Portrait

Wide Ear Records, label grand ouvert


L’oreille grande ouverte, vaste programme. Conçu comme une coopérative créée par des musiciens pour des musiciens, sur un modèle qui fera penser à Yolk sur son fonctionnement, le label suisse Wide Ear Records n’a pas peur des choix pointus et des grands écarts. Apparu en 2014 sur les radars de Citizen Jazz, notamment avec le trio Organism qui réunit deux des fondateurs, le saxophoniste Tobias Meier et son batteur de frère David Meier, il ponctue régulièrement nos chroniques, récemment avec La Louve, projet de Christine Abdelnour et Louis Schild.

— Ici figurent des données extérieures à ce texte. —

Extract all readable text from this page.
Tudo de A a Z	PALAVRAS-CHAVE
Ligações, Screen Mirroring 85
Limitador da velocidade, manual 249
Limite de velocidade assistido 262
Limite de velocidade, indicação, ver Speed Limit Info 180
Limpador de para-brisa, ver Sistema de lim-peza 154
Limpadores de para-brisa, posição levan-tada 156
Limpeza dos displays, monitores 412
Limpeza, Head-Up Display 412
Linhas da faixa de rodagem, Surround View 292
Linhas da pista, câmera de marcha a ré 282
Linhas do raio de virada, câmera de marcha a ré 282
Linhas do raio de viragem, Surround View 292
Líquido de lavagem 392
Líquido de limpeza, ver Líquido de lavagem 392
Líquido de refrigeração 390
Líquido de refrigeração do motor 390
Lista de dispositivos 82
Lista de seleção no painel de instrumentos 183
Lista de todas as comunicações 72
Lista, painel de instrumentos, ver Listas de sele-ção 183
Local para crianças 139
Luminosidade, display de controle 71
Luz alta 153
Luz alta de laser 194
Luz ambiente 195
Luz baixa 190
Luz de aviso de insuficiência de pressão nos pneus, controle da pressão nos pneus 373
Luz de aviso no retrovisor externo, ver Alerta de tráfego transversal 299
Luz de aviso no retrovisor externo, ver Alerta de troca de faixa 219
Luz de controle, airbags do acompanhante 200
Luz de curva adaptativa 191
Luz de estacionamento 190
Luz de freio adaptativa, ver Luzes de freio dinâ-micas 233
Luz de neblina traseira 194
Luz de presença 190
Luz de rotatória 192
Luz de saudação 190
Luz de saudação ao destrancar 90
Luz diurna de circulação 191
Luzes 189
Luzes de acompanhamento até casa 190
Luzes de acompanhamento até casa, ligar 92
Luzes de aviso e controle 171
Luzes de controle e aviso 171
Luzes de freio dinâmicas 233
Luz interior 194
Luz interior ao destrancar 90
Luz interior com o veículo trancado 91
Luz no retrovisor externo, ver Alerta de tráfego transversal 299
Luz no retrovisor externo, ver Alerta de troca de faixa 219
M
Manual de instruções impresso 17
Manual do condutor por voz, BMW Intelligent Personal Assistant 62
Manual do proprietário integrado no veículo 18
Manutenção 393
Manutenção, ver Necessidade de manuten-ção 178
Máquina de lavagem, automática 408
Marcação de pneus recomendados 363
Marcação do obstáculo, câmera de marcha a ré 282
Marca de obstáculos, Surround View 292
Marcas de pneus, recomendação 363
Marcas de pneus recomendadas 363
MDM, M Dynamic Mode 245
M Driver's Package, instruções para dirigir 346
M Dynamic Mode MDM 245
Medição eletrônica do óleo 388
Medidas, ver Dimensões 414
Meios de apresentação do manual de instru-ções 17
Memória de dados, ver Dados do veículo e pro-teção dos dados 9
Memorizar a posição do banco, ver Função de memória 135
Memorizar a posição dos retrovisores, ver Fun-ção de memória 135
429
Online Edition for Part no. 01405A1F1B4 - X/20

C’est pourtant avec le quartet de Marco von Orelli, trompettiste et parrain zurichois de nombre de ces jeunes pousses alémaniques, que le label a fait d’abord parler de lui : Big Bold Black Bones est un exemple de ces choix esthétiques marquants, et principalement la dimension électronique qui sait s’instiller dans un jazz qui ne recule pas, parfois, devant un certain classicisme. Voilà pour le spectre qu’embrasse le label. C’est ainsi que sur le Bandcamp du label, devenu la porte d’entrée la plus aisée pour découvrir cette musique qui ne se refuse aucun support -par exemple la cassette audio !-, on trouve à la fois des choses presque pop comme Schwalbe & Elephant, et des ensembles plus classiques à l’instar du Philippe Eden Trio qui croisent des œuvres radicales, qu’incarne le Cold Voodoo de Tobias Meier et Silvan Jaeger.

Dès lors, on ne sera pas surpris de retrouver, dans deux sorties récentes, des piliers de la scène suisse tel le batteur Christian Wolfarth ou le pianiste Michel Wintsch… On se souvient que ces deux musiciens avaient joué ensemble sur un album de la collection Exchange de Veto Records ; il y a en effet une certaine communauté d’idées entre les deux labels. Et nombre de musiciens en commun, de Flo Stoffner, qui publie avec Anna Frey la dernière sortie en date du label, à Frantz Loriot. Chose amusante, Wolfarth et Wintsch incarnent en deux disques toute l’identité du label : avec Anthropology !, le batteur signe une collection de standards très personnelle, pleine de tangage et de douceur. Quand au pianiste, il offre avec Hipparchus un voyage aux confins du son, faisant de son piano un être vivant, organique et pensant. Deux duos et autant de rencontres.

Benoît Piccand est un électronicien de génie. On pourrait croire qu’il transforme en live, et sans ajout de post-production, le piano de Michel Wintsch en tout autre chose : une rythmique de bois, un monstre qui avance à pas de loup, une marée inexorable, lourde comme un hydrocarbure. Mais en terme de cinéma pour les oreilles, le pianiste a déjà quelques appétences. Leur alliance, sous l’égide d’Hipparchus, astronome grec qui s’est intéressé au mouvement des astres, n’est pas fortuite. Il y a une dimension élémentaire à un morceau comme « Védonkpa », alors que le piano semble traverser plusieurs dimensions. Parfois peu éloigné de la musique concrète, Hipparchus est un disque qui peut paraître difficile d’accès si l’on ne s’y immerge pas pleinement. Dès qu’on a lâché prise, tout devient naturel.

Naturel, c’est un qualificatif qui va très bien à Anthropology ! ; la rencontre entre le batteur Christian Wolfarth et le guitariste Philip Schaufelberger. Tout comme sa sortie sur vinyle, puisque c’est ainsi que l’on a envie d’écouter « Misterioso » de Monk ou encore le « Tea For Two » de Youmans, garanti puissant en théine et autres psychotropes. Il ne faut cependant pas s’imaginer que le Real Book soit de sortie et les grilles gentiment caressées dans le sens du poil à la brosse à lustrer.

Il serait étonnant que le percussionniste de Der Verboten s’enferme dans des lectures sages. Pour le titre de Monk, il laisse la ligne claire de la guitare monter en tension en tenant un drumming de plus en plus pressant, voire oppressant. Pour de tels musiciens, le standard est un terrain de jeu. Le beau « Alice in Wonderland » est un symbole : la bulle Disney éclate et les couleurs sont loin d’être pastel sur les balais et les accords de plus en plus acrobatiques…. Tout en conservant une certaine nostalgie, une âme d’enfant, même avec l’interprétation très joueuse de « Sweet Georgia Brown ». Un enfant avec les yeux fureteurs et les oreilles grandes ouvertes. Bien entendu.